Paper Title
Reliability Assessment of Future Power Distribution by using FMECA

Abstract
Electricity networks operators must operate their network with a high degree of efficiency and liability. This paper provides a background on reliability concept in power systems from both customer and utility perspectives. It presents some common power system reliability evaluation metrics and a number of analytical and simulation methods used for reliability assessment. This work discusses the models and methods used for reliability evaluation of distributed energy resources (DER) through an example of wind turbines. It provides an introduction to DERs and describes the models developed based on each analysis technique for wind generation reliability assessment. It provides the models and approaches toward reliability evaluation of smart power distribution systems (SDS). SDS and three simulation models developed for reliability analysis are discussed.
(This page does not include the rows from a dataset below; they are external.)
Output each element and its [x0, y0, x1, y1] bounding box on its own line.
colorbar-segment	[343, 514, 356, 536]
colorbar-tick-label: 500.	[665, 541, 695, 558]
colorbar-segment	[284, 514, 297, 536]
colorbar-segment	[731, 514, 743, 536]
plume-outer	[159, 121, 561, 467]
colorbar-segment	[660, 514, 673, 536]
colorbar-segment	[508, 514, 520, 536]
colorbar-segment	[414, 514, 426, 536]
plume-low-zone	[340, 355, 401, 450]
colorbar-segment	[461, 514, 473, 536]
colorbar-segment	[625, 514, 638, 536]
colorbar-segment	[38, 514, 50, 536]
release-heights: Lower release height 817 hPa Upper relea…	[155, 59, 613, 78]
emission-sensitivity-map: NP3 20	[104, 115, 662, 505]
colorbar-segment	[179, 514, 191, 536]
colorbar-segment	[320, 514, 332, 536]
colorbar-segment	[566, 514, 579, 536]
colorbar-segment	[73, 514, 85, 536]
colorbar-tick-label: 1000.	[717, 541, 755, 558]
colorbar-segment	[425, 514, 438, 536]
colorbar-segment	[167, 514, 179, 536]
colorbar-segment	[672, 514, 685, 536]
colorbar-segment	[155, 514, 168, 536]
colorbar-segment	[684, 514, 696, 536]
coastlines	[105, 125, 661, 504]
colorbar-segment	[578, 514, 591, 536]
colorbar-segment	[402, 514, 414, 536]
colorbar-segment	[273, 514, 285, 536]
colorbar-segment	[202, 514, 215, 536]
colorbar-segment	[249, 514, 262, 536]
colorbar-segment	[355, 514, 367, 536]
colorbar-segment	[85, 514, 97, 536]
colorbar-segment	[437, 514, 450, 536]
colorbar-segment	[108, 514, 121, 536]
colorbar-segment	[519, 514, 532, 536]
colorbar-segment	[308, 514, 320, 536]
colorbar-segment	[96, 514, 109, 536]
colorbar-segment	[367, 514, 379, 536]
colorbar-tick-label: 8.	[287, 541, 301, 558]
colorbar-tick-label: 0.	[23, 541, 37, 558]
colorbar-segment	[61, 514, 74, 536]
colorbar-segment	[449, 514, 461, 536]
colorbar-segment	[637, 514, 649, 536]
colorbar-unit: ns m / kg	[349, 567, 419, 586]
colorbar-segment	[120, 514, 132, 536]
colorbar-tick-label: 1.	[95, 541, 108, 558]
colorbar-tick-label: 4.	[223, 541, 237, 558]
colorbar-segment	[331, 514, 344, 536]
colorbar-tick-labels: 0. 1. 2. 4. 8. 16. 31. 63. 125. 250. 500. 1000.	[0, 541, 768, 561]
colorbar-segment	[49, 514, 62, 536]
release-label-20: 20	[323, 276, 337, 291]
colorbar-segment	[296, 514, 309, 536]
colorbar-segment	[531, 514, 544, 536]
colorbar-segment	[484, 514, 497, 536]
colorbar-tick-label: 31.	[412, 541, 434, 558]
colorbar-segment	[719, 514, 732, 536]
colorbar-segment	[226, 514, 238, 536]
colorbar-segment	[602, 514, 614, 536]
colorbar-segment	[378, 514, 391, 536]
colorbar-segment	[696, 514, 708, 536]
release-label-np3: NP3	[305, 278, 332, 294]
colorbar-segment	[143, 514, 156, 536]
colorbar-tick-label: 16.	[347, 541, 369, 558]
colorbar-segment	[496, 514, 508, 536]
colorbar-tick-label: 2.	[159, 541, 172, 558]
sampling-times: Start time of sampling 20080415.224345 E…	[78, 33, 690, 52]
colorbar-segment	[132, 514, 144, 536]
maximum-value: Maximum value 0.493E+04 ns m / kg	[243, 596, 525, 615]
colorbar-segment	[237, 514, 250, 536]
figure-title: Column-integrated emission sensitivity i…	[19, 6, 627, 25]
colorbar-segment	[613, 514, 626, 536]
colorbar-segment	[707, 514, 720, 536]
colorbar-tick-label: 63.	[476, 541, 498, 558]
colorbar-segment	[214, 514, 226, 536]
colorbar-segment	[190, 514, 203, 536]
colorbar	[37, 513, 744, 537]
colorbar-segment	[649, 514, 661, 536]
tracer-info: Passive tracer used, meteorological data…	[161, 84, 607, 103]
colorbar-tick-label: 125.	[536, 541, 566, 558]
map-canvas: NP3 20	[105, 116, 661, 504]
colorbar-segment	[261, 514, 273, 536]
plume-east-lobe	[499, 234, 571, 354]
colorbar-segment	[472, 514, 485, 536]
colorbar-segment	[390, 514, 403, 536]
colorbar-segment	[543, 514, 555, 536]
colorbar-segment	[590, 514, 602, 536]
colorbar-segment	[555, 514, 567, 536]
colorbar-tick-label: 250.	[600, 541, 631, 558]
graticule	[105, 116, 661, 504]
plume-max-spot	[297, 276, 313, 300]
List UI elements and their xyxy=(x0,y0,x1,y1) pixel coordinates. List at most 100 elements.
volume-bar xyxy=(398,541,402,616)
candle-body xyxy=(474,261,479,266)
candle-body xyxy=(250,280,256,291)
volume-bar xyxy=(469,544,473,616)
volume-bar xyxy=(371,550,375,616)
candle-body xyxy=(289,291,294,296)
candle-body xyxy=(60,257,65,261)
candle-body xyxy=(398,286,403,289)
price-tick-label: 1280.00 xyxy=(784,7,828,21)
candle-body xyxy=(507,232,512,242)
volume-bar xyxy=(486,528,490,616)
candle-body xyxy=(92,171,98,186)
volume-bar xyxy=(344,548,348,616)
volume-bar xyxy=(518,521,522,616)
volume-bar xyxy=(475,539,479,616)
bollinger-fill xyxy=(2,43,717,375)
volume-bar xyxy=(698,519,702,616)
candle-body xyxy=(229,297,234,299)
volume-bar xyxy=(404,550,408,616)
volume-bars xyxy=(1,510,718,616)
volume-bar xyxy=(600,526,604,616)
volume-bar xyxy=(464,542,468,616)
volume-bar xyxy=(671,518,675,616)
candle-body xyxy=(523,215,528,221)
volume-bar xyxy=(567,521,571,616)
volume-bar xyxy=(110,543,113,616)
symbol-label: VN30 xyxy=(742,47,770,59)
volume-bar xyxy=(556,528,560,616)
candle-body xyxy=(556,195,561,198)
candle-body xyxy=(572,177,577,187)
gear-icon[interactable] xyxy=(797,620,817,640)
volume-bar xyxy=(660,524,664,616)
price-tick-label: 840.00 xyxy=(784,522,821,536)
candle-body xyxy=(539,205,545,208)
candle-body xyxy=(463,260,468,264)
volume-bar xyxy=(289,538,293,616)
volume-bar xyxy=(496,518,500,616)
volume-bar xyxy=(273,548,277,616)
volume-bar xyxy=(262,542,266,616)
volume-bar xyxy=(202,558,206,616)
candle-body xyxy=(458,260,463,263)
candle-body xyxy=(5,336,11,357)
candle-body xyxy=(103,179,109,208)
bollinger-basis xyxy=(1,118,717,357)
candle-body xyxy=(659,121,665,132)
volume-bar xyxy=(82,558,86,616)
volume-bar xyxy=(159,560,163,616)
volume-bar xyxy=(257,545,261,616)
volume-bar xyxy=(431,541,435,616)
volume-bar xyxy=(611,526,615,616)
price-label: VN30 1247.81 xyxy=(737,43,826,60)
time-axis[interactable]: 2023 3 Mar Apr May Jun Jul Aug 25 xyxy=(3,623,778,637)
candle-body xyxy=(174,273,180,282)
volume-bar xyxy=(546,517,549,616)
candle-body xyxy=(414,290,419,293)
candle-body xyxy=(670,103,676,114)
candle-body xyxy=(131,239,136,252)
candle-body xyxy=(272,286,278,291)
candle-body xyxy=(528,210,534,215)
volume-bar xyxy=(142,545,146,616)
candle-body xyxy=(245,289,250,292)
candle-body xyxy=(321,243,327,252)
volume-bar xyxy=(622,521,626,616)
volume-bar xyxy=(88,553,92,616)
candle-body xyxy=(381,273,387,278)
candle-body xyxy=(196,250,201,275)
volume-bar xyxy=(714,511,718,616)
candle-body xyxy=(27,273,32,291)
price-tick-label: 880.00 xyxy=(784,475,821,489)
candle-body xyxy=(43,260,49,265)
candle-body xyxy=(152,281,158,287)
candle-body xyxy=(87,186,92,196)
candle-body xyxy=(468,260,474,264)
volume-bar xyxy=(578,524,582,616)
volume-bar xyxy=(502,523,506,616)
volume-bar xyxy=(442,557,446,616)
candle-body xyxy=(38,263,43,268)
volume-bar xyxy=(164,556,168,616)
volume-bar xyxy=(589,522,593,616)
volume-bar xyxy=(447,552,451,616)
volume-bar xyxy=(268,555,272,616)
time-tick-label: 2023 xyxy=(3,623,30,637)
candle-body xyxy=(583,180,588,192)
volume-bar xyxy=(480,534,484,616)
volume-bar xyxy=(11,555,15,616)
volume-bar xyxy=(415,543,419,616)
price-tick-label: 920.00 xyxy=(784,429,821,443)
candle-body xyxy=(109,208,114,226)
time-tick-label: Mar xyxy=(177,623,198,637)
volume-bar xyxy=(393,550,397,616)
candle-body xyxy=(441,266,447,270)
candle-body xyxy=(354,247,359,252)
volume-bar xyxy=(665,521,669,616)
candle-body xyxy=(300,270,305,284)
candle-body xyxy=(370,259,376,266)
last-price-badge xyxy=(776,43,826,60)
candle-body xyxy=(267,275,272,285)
Next, the required studies and sensitivity analysis are explained considering different aspects of a smart grid, such as demand management, renewable generation and storage, customer interactions, etc. An improved FMEA method was proposed for reliability evaluation of renewable generation, such as wind turbines. A Markovian model was proposed to evaluate the reliability of wind farms where each state of the model represented the number of similar wind turbines working at a time in order to reduce the computational burden compared with a two-state Markov model. A number of simulation approaches for reliability evaluation were proposed which could address different aspects of future power distribution systems. Keywords - Distributed Energy Resources (DER), Smart Power Distribution Systems (SDS), Failure Mode, Effect, and Criticality Analysis (FMECA), Monte Carlo Simulation (MCS).